---
language:
- en
tags:
- qwen3
- telecom
- vocabulary-expansion
- continual-pretraining
- 5G
- 3GPP
base_model: Qwen/Qwen3-1.7B
license: apache-2.0
---

# Qwen3-1.7B — Telecom Vocabulary Injection

This model is [Qwen/Qwen3-1.7B](https://huggingface.co/Qwen/Qwen3-1.7B) with **5226 telecom-domain tokens** injected into its tokenizer and embedding matrices, prepared for Continual Pre-Training (CPT) on telecom datasets.

## Vocabulary Injection Details

| Parameter | Value |
|---|---|
| Base model | `Qwen/Qwen3-1.7B` |
| Base vocab size | 151,669 |
| Tokens injected | **5226** |
| Final vocab size | **156,928** |
| Embedding init strategy | Mean-of-subpieces |

## Why Vocabulary Injection?

Telecom terminology like `PDSCH`, `gNB`, `mmWave`, `eMBB`, `HARQ` are split into multiple BPE subpieces by the base tokenizer, wasting context window and making it harder for the model to learn domain concepts.

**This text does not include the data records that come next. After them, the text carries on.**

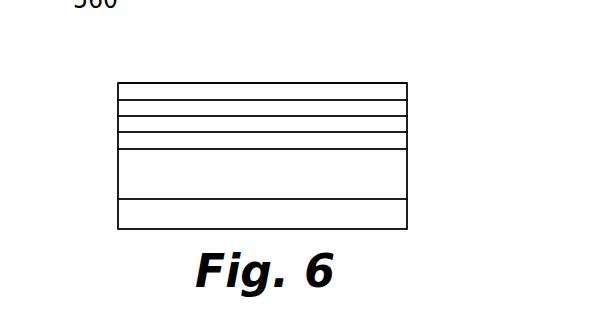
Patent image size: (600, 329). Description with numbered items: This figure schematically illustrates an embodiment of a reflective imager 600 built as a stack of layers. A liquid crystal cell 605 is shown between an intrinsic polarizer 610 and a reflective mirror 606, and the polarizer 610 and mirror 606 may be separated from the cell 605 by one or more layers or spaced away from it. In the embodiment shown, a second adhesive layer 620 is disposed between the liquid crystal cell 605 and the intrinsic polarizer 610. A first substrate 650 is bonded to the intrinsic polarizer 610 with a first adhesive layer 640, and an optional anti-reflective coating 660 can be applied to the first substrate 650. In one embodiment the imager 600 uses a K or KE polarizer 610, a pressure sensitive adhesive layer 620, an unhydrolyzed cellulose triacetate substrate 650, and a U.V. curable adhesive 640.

The reflective imager 600 is at (405, 42).
The anti-reflective coating 660 is at (331, 82).
The first substrate 650 is at (400, 92).
The first adhesive layer 640 is at (400, 108).
The intrinsic polarizer 610 is at (400, 124).
The second adhesive layer 620 is at (398, 142).
The liquid crystal cell 605 is at (398, 183).
The reflective mirror 606 is at (127, 215).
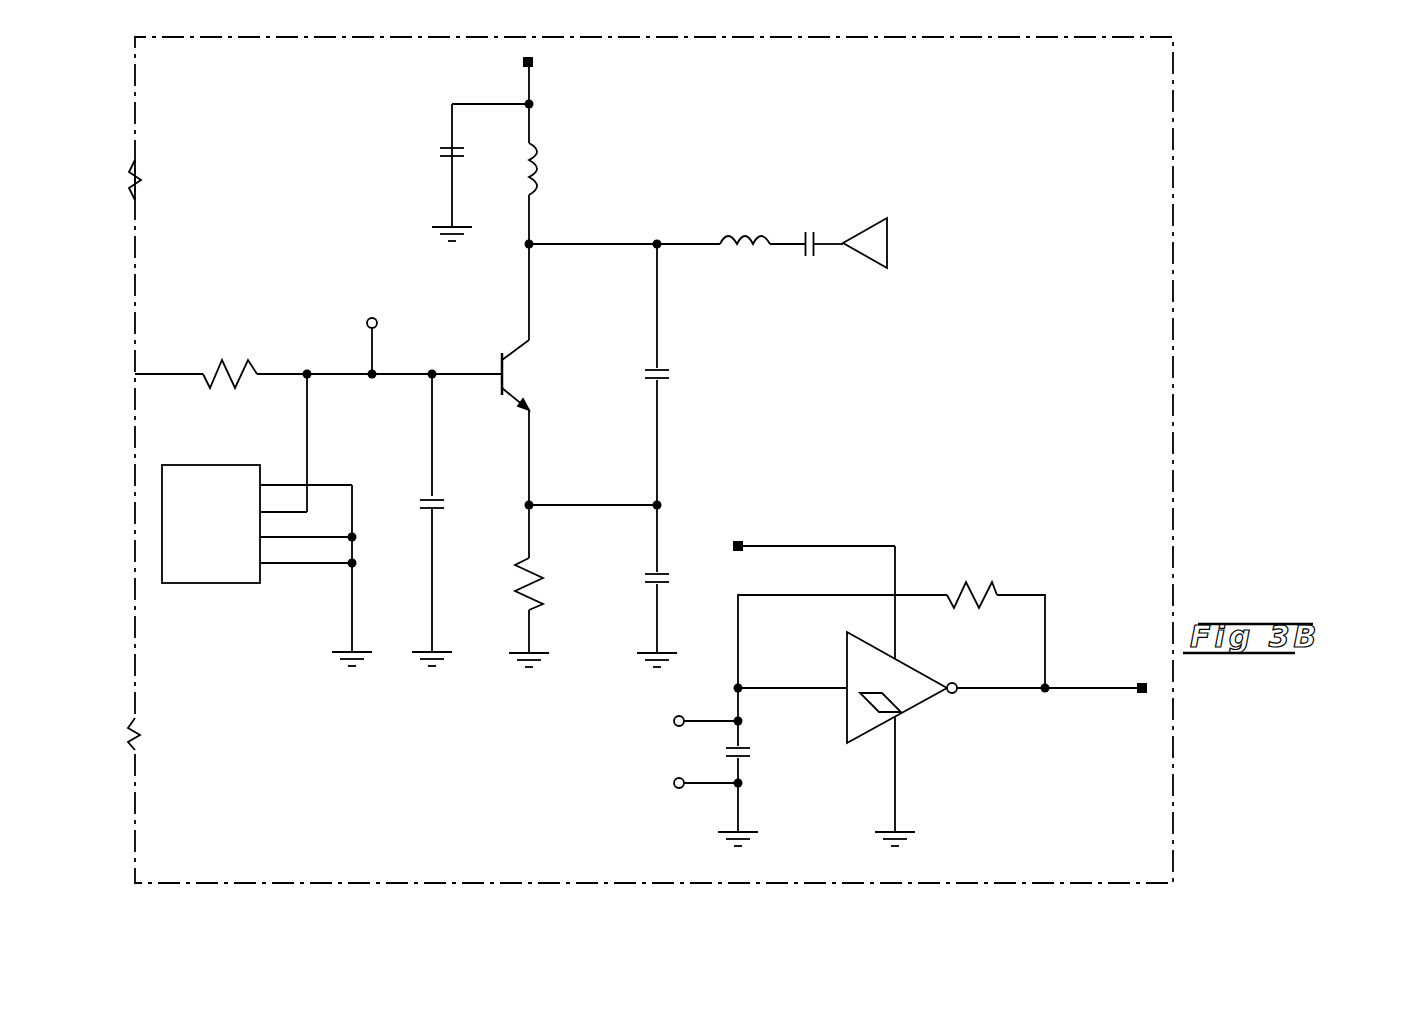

After injection, each term is a **single atomic token**.

## Usage

```python
from transformers import AutoTokenizer, AutoModelForCausalLM

tokenizer = AutoTokenizer.from_pretrained("vimalgupta/qwen-telecom-injected_v3")
model = AutoModelForCausalLM.from_pretrained("vimalgupta/qwen-telecom-injected_v3")

# Verify injection
tokens = tokenizer.encode("PDSCH HARQ gNB mmWave", add_special_tokens=False)
print(tokenizer.convert_ids_to_tokens(tokens))
# Each term should be a single token
```

## Intended Use

This model is a **pre-CPT checkpoint** — the embeddings for new tokens are initialized via mean-of-subpieces but have not yet been trained on telecom data. Use this as the starting point for Continual Pre-Training.

## License

Apache 2.0 — same as the base Qwen3 model.